Corrugated Container,
Anticipating our decision on appealability, defendants have petitioned in the alternative for a writ of mandamus ordering the trial judge’s recusal. In support of their claim of personal bias, defendants first note a comment made by the judge when he *1137 agreed to defense counsel’s request to furnish a copy of the financial disclosure statement he prepared pursuant to the Ethics in Government Act. After handing the statement over to counsel, the judge remarked, “It’s going to give you a world of information about my background and I hope you choke on it.” Defendants next offer a statement made by the judge in one of six earlier civil suits brought by the Federal Deposit Insurance Corporation against the Gregorys in connection with certain loan transactions. The judge had presided over all six suits. In one of his opinions, the judge characterized the loan involved as “virtually a self-dealing transaction.” Defendants contend this statement was “clearly erroneous” and prejudices the judge with respect to the factual issues in the present case. Defendants finally direct our attention to two temporary “gag orders” which restricted defendants’ access to the media and to discovery materials. They contend these orders were made in “blatant disregard” of statutory and constitutional law.
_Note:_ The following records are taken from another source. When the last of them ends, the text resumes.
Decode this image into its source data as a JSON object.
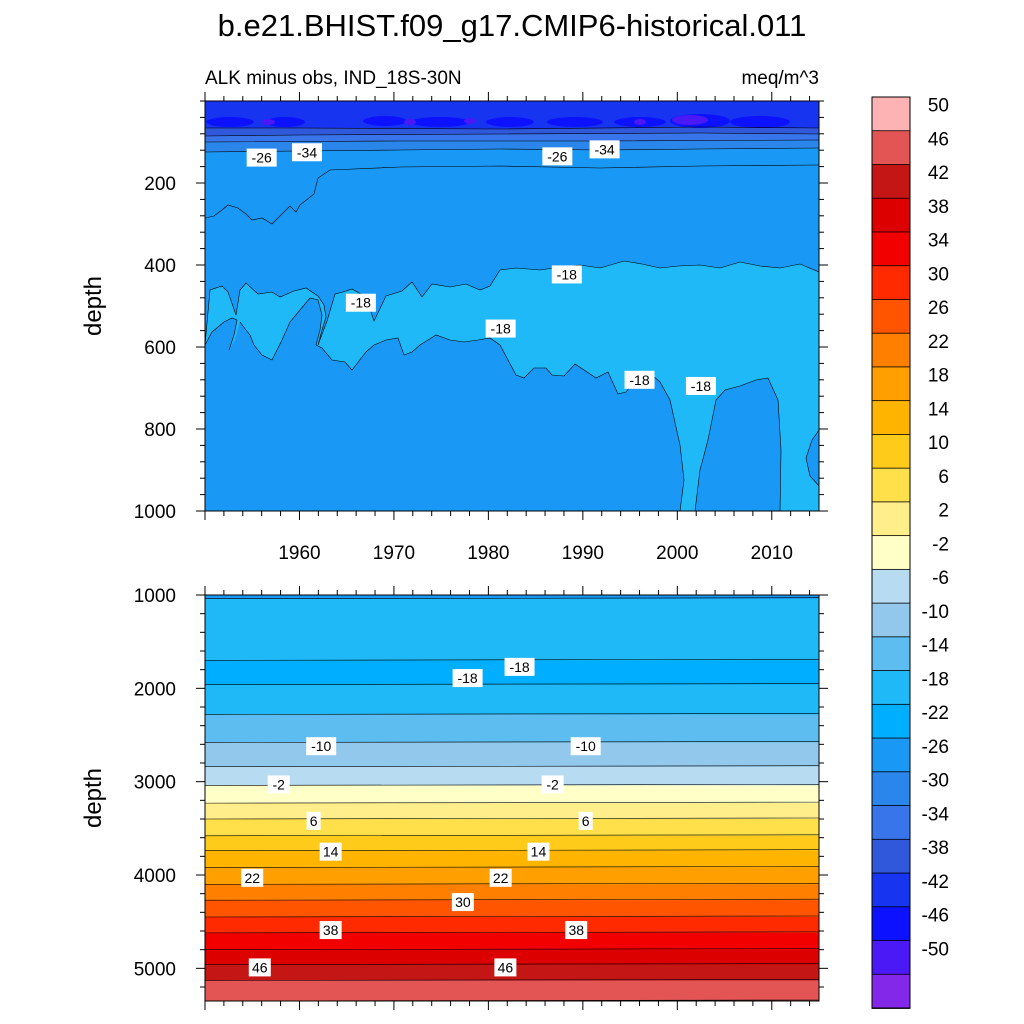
{
  "chart_data": {
    "type": "contour",
    "title": "b.e21.BHIST.f09_g17.CMIP6-historical.011",
    "subtitle_left": "ALK minus obs, IND_18S-30N",
    "subtitle_right": "meq/m^3",
    "xlabel": "",
    "ylabel": "depth",
    "xlim": [
      1950,
      2015
    ],
    "x_ticks": [
      1960,
      1970,
      1980,
      1990,
      2000,
      2010
    ],
    "panels": [
      {
        "name": "upper",
        "ylim": [
          0,
          1000
        ],
        "y_ticks": [
          200,
          400,
          600,
          800,
          1000
        ],
        "shows_x_tick_labels": true,
        "contour_labels": [
          {
            "text": "-26",
            "x": 1956.0,
            "y": 138
          },
          {
            "text": "-34",
            "x": 1960.8,
            "y": 125
          },
          {
            "text": "-26",
            "x": 1987.3,
            "y": 135
          },
          {
            "text": "-34",
            "x": 1992.3,
            "y": 118
          },
          {
            "text": "-18",
            "x": 1966.5,
            "y": 492
          },
          {
            "text": "-18",
            "x": 1988.3,
            "y": 423
          },
          {
            "text": "-18",
            "x": 1981.3,
            "y": 555
          },
          {
            "text": "-18",
            "x": 1996.0,
            "y": 680
          },
          {
            "text": "-18",
            "x": 2002.5,
            "y": 695
          }
        ]
      },
      {
        "name": "lower",
        "ylim": [
          1000,
          5350
        ],
        "y_ticks": [
          1000,
          2000,
          3000,
          4000,
          5000
        ],
        "shows_x_tick_labels": false,
        "contour_labels": [
          {
            "text": "-18",
            "x": 1983.3,
            "y": 1770
          },
          {
            "text": "-18",
            "x": 1977.8,
            "y": 1890
          },
          {
            "text": "-10",
            "x": 1962.3,
            "y": 2620
          },
          {
            "text": "-10",
            "x": 1990.3,
            "y": 2620
          },
          {
            "text": "-2",
            "x": 1957.8,
            "y": 3030
          },
          {
            "text": "-2",
            "x": 1986.8,
            "y": 3030
          },
          {
            "text": "6",
            "x": 1961.5,
            "y": 3420
          },
          {
            "text": "6",
            "x": 1990.3,
            "y": 3420
          },
          {
            "text": "14",
            "x": 1963.3,
            "y": 3750
          },
          {
            "text": "14",
            "x": 1985.3,
            "y": 3750
          },
          {
            "text": "22",
            "x": 1955.0,
            "y": 4030
          },
          {
            "text": "22",
            "x": 1981.3,
            "y": 4030
          },
          {
            "text": "30",
            "x": 1977.3,
            "y": 4290
          },
          {
            "text": "38",
            "x": 1963.3,
            "y": 4590
          },
          {
            "text": "38",
            "x": 1989.3,
            "y": 4590
          },
          {
            "text": "46",
            "x": 1955.8,
            "y": 4990
          },
          {
            "text": "46",
            "x": 1981.8,
            "y": 4990
          }
        ]
      }
    ],
    "colorbar": {
      "labels": [
        "50",
        "46",
        "42",
        "38",
        "34",
        "30",
        "26",
        "22",
        "18",
        "14",
        "10",
        "6",
        "2",
        "-2",
        "-6",
        "-10",
        "-14",
        "-18",
        "-22",
        "-26",
        "-30",
        "-34",
        "-38",
        "-42",
        "-46",
        "-50"
      ],
      "colors": [
        "#FDB3B3",
        "#E35555",
        "#C51616",
        "#DC0000",
        "#F20000",
        "#FF2A00",
        "#FF5500",
        "#FF7F00",
        "#FF9F00",
        "#FFB400",
        "#FFCB1A",
        "#FFE04A",
        "#FFEE8A",
        "#FFFFC8",
        "#B7DCF2",
        "#91C8EC",
        "#5DBDF0",
        "#1FB9F8",
        "#00AEFF",
        "#1A98F6",
        "#2A86EA",
        "#3874EA",
        "#3058DB",
        "#1735F0",
        "#0C12FF",
        "#4B18F6",
        "#8327E8"
      ]
    }
  }
}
In his opinion denying the motion to disqualify, the trial judge explained his “choke on it” comment was due to a strong dislike for disclosing his personal finances as well as part of the interplay between judge and counsel which normally accompanies lengthy trial proceedings. He concluded that while the comment was “sharp,” it was not as “insidious” as defendants alleged and ' did not reflect on his impartiality. With respect to defendants’ other contentions, the judge held they also were not indicative of any bias or hostility towards defendants.
The general rule is that bias sufficient to disqualify a judge must stem from personal, extrajudicial sources, although there is an exception where pervasive bias and prejudice is shown by otherwise judicial conduct.
See, e. g., United States v. Serrano,
No. 80-7644 — APPEAL DISMISSED.
No. 80-7642 — APPEAL DISMISSED AND WRIT OF MANDAMUS DENIED.